EMA asked DDI decision-makers which type of vendor they trusted most to secure DNS. Nearly 55% said they trusted their general network security and cybersecurity vendors, while only 33% trusted DNS solution specialists. Our research suggests trust in general security vendors is misplaced. Survey respondents who trusted DNS solution providers were more likely to believe their DNS infrastructure was completely secure, while those who trusted general security providers were less secure. EMA recommends that enterprises go with the DNS experts to secure this infrastructure.

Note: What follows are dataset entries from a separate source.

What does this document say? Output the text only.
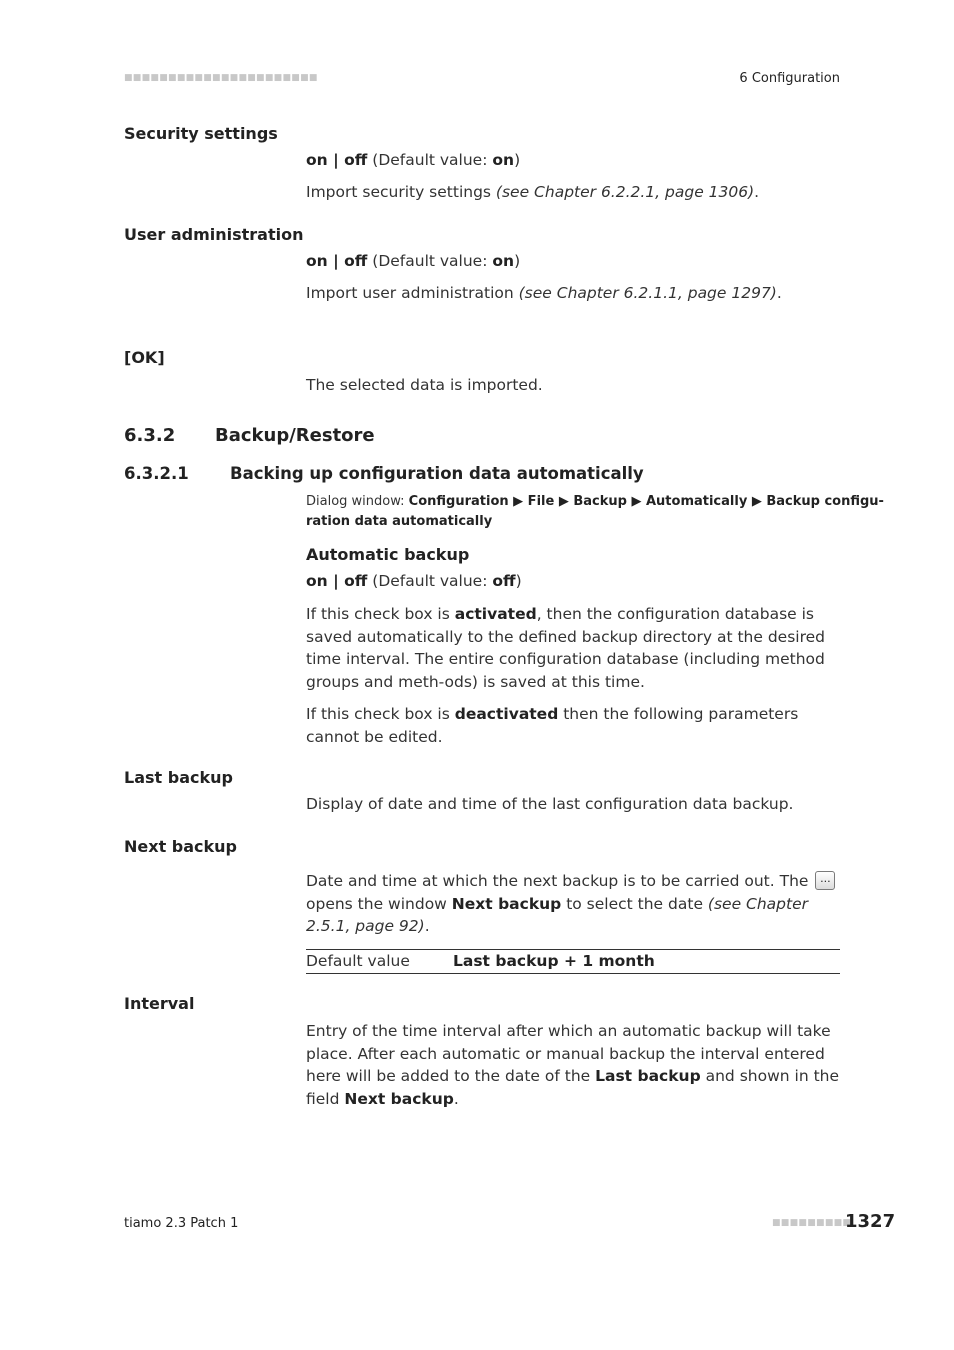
■■■■■■■■■■■■■■■■■■■■■■	6 Configuration
Security settings
on | off (Default value: on)
Import security settings (see Chapter 6.2.2.1, page 1306).
User administration
on | off (Default value: on)
Import user administration (see Chapter 6.2.1.1, page 1297).
[OK]
The selected data is imported.
6.3.2 Backup/Restore
6.3.2.1	Backing up configuration data automatically
Dialog window: Configuration ▶ File ▶ Backup ▶ Automatically ▶ Backup configu-
ration data automatically
Automatic backup
on | off (Default value: off)
If this check box is activated, then the configuration database is saved automatically to the defined backup directory at the desired time interval. The entire configuration database (including method groups and meth-ods) is saved at this time.
If this check box is deactivated then the following parameters cannot be edited.
Last backup
Display of date and time of the last configuration data backup.
Next backup
Date and time at which the next backup is to be carried out. The ... opens the window Next backup to select the date (see Chapter 2.5.1, page 92).
Default value	Last backup + 1 month
Interval
Entry of the time interval after which an automatic backup will take place. After each automatic or manual backup the interval entered here will be added to the date of the Last backup and shown in the field Next backup.
tiamo 2.3 Patch 1	■■■■■■■■■
1327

DNS security is a hybrid cloud issue

Many enterprises have siloed approaches to on-premises and cloud infrastructure. The network team builds and manages the on-premises network, including DNS infrastructure. The cloud team owns its own domain and manages its own DNS services. This can create DNS security silos, where policies, defensive measures, and security monitoring are inconsistent.

EMA research found that only 49% of DDI teams have enough influence over how DNS is implemented and managed in the public cloud. Survey respondents who reported having enough influence were more likely to believe their DNS is fully secure. With sufficient influence, DDI teams have more assurance that cloud teams are taking the right steps to secure DNS.

What does good DNS security look like?

EMA found that enterprises with secure DNS infrastructure tended to have:

  • Confidence in their DDI data: They were aware of all DDI assets on their networks, including DNS. And they had strong discovery and reporting in place to make sure they could track changes to DNS.
  • Their IP address management (IPAM) tools were integrated with more DNS infrastructure. This integration allows them to manage and track changes to DNS centrally in the IPAM tool, reducing opportunities for bad changes to open security vulnerabilities.
  • DDI operations were highly automated, which drives efficiency but also reduces errors.
  • DDI technology was integrated with network security controls, security monitoring tools, and identity and access management systems. This ensures the DDI stack and DNS infrastructure is plugged into the overall security ecosystem.

Finally, most enterprises reported that they were using specialized DNS security solutions such as DNS firewalls or DDoS protection to defend their networks. Most companies were also encrypting DNS traffic to prevent malicious actors from snooping and extracting intelligence from DNS queries.

What should you do next? Empower network engineering

EMA advises IT leaders to put DDI experts in charge of DNS security. Many organizations let cybersecurity take the lead. In fact, some DDI teams defer to cybersecurity on this issue under the assumption that cybersecurity has the expertise needed to protect DNS. In many cases, they do not.

Our research shows DNS tends to be more secure when the network engineering team responsible for DDI has ownership of DNS security. They understand its vulnerabilities, and they know how bad actors might abuse it. But it goes beyond protection. DNS security is about more than selecting the right security controls and monitoring tools. IT organizations need to improve overall design and management of DNS infrastructure. This means better discovery, monitoring, design, and ongoing management of DNS infrastructure.

Our research found that 40% of enterprises have experienced a security breach over the last two years attributable to mismanagement of DDI technology. In other words, it wasn’t the security measures that failed. It was the design and day-to-day management of DNS and other DDI assets that led to trouble. Network engineers are well positioned to take an integrated approach to DNS security, from design and management of DNS infrastructure to the security systems implemented to protect that infrastructure.